Herington Regional Airport is a public use airport in Morris County, Kansas, United States. The airport is owned by the City of Herington and is located seven nautical miles (8 mi, 13 km) northeast of its central business district. Although the airport is in Morris County, most of Herington is located in Dickinson County. Previously known as Herington Municipal Airport, the airport is located on the site of the former Herington Army Airfield. This airport is included in the National Plan of Integrated Airport Systems for 2011–2015, which categorized it as a general aviation facility.

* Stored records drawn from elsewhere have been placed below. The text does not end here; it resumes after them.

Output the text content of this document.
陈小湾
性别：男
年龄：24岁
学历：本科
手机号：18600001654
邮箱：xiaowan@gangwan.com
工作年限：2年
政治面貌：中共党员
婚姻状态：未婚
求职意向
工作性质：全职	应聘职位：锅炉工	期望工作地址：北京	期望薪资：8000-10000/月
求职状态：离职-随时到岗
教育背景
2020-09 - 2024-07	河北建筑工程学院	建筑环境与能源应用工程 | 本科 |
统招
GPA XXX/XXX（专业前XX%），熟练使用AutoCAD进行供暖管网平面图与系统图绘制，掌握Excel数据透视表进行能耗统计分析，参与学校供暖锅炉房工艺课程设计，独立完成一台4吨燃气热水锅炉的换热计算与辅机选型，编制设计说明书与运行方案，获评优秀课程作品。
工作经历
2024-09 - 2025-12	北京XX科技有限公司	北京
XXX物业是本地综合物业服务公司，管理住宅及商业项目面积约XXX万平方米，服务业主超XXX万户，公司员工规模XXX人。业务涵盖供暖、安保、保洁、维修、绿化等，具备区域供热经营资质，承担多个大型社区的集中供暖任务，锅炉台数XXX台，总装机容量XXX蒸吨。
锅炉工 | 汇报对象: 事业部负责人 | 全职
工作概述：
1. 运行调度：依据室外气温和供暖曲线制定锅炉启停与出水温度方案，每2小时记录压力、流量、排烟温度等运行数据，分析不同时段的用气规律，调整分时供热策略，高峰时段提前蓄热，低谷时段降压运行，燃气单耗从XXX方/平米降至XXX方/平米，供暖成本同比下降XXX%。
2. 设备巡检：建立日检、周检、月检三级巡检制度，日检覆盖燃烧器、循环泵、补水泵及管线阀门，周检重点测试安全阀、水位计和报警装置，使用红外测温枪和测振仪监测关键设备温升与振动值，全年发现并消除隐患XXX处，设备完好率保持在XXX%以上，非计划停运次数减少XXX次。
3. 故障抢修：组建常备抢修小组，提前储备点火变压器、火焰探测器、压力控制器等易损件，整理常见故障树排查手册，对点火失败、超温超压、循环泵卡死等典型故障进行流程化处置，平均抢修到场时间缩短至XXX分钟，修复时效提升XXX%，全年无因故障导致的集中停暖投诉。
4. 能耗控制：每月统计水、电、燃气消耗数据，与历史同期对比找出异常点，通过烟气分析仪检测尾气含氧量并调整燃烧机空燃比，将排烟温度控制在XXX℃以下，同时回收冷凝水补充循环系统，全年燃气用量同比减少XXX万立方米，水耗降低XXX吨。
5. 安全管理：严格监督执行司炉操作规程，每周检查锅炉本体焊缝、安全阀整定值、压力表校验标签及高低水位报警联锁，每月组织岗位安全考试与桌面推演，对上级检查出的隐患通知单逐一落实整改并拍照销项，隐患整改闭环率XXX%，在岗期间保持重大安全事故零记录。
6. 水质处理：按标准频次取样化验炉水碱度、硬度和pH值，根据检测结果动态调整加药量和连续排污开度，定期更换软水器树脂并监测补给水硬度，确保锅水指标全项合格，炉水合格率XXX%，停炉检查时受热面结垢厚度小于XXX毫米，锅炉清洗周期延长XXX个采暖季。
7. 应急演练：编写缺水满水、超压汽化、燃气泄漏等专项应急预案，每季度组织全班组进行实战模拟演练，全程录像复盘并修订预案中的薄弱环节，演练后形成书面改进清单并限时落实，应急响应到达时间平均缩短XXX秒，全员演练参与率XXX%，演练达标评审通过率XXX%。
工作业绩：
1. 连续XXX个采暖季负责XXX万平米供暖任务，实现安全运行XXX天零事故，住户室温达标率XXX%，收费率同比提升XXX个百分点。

This airport is assigned a three-letter location identifier of HRU by the Federal Aviation Administration, but it does not have an International Air Transport Association (IATA) airport code.

== History ==
During World War II, the facility was known as Herington Army Airfield and was used as a United States Army Air Forces Second Air Force as a staging area for overseas deployment of heavy bombers and their crews. These bombers included the models B-17, B-24, and B-29. The facilities at the field included runways, hangars, fuel storage tanks, barracks, administration buildings, and other related structures necessary for airfield operations. Construction started in 1942, and the field was completed over a 14-month period.

In 1945 Herington AAF was deactivated and then declared surplus in 1946. All the property was eventually disposed of and became the Herington Municipal Airport.

== Facilities and aircraft ==
Herington Regional Airport covers an area of 1,709 acres (692 ha) at an elevation of 1,481 feet (451 m) above mean sea level. It has one runway designated 17/35 with a concrete surface measuring 4,184 by 75 feet (1,275 x 23 m).

For the 12-month period ending July 23, 2009, the airport had 12,600 aircraft operations, an average of 34 per day: 92% general aviation and 8% military. At that time there were 11 aircraft based at this airport: 82% single-engine and 18% ultralight.